Monday, March 21, 2005

Iceland Grants Citizenship for Chess Star

"Mar 21, 1:54 PM (ET)

By VALUR GUNNARSON

REYKJAVIK, Iceland (AP) - Iceland, the country where Bobby Fischer won the world chess championship a generation ago, granted citizenship to the 62-year-old recluse Monday - a boost to Fischer's efforts to fight deportation from Japan to the United States.

Fischer, who is wanted by the United States for violating economic sanctions against the former Yugoslavia by playing a highly publicized match there in 1992, has been in Japanese custody since July 13. He was detained while trying to board a flight with an invalid passport.

Immigration officials in Iceland said a passport for Fischer could be ready as early as Tuesday.

The legislation, which passed with 40 members of parliament voting in favor and two abstaining, took effect immediately. The 21 other members of the Althingi were absent.

Fischer and his supporters have staged several high-profile attempts to fight the deportation order.

'I am very pleased with this and I think that the dignity of the parliament has increased,' said Saemundur Palsson, a Fischer supporter, after the parliamentary vote.

There is widespread support for Fischer in Iceland, and the parliament's approval had been widely expected. The bill went through the required three readings in 12 minutes.

The Japanese government had no immediate official reaction. But Palsson has claimed Japan confirmed it would allow him to go to Iceland if citizenship was granted.

'I hope that he will stop cursing the Americans now, it has gotten him into so much trouble,' Palsson told reporters.

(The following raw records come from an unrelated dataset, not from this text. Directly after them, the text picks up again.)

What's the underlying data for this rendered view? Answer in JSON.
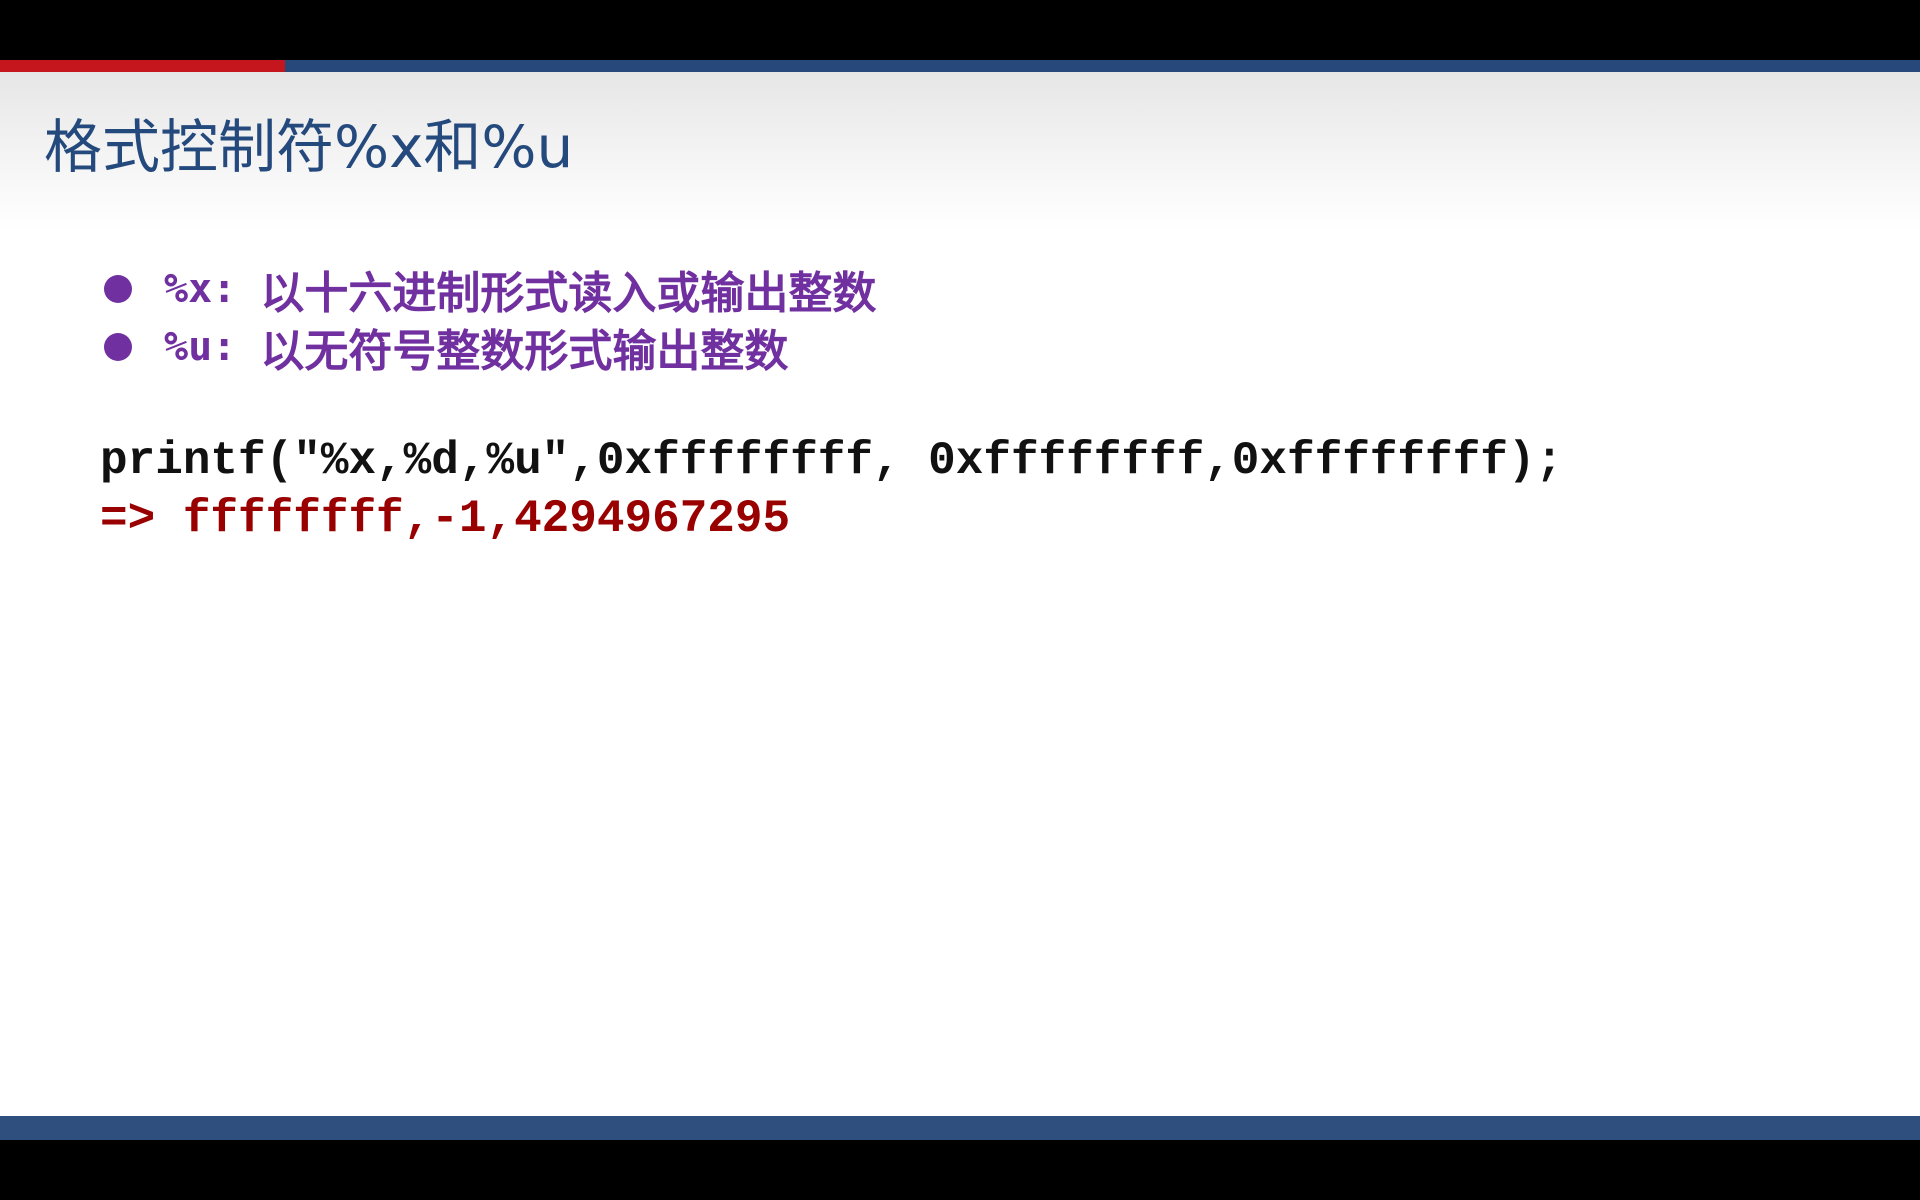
{
  "slide": {
    "title": "格式控制符%x和%u",
    "bullets": [
      {
        "code": "%x: ",
        "text": "以十六进制形式读入或输出整数"
      },
      {
        "code": "%u: ",
        "text": "以无符号整数形式输出整数"
      }
    ],
    "code": {
      "call": "printf(\"%x,%d,%u\",0xffffffff, 0xffffffff,0xffffffff);",
      "result": "=> ffffffff,-1,4294967295"
    }
  },
  "colors": {
    "title": "#24497d",
    "bullet": "#7030a0",
    "code": "#111111",
    "result": "#990000",
    "accent_red": "#c4161c",
    "accent_blue": "#26487a"
  }
}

Since being taken into custody, Fischer has repeatedly denounced the U.S. deportation order as politically motivated, demanded refugee status, renounced his U.S. citizenship and said he wants to become a German national.

He also has applied to marry Mikyoko Watai, head of the Japan Chess Association.

Iceland's parliament voted last month against granting Fischer citizenship, offering him a special foreigners' passport and residence permit instead. But Japanese officials declined to release him. Supporters were hoping the new offer of citizenship will resolve the standoff over his status.

Fischer became an icon in 1972 when he dethroned the Soviet Union's Boris Spassky in a series of games in Reykjavik to claim America's first world chess championship in more than a century. But a few years later he forfeited the title to another Soviet, Anatoly Karpov, when he refused to defend it. He then fell into obscurity before resurfacing to play an exhibition rematch against Spassky in the former Yugoslavia in 1992.

Fischer won the rematch on the resort island of Sveti Stefan. But the victory came with a high price - It was played in violation of U.S. sanctions imposed to punish then-President Slobodan Milosevic. If convicted, Fischer, who hasn't been to the United States since then, could face 10 years in prison and a fine of $250,000.

Fischer also has emerged from silence in radio broadcasts and on his Web page to express anti-Semitic views and rail against the United States.

A federal grand jury in Washington, meanwhile, is investigating possible money-laundering charges involving Fischer, Richard J. Vattuone, one of his lawyers said this month.

Fischer was reported to have received $3.5 million from the competition in the former Yugoslavia. He boasted at the time that he didn't intend to pay any income tax on the money."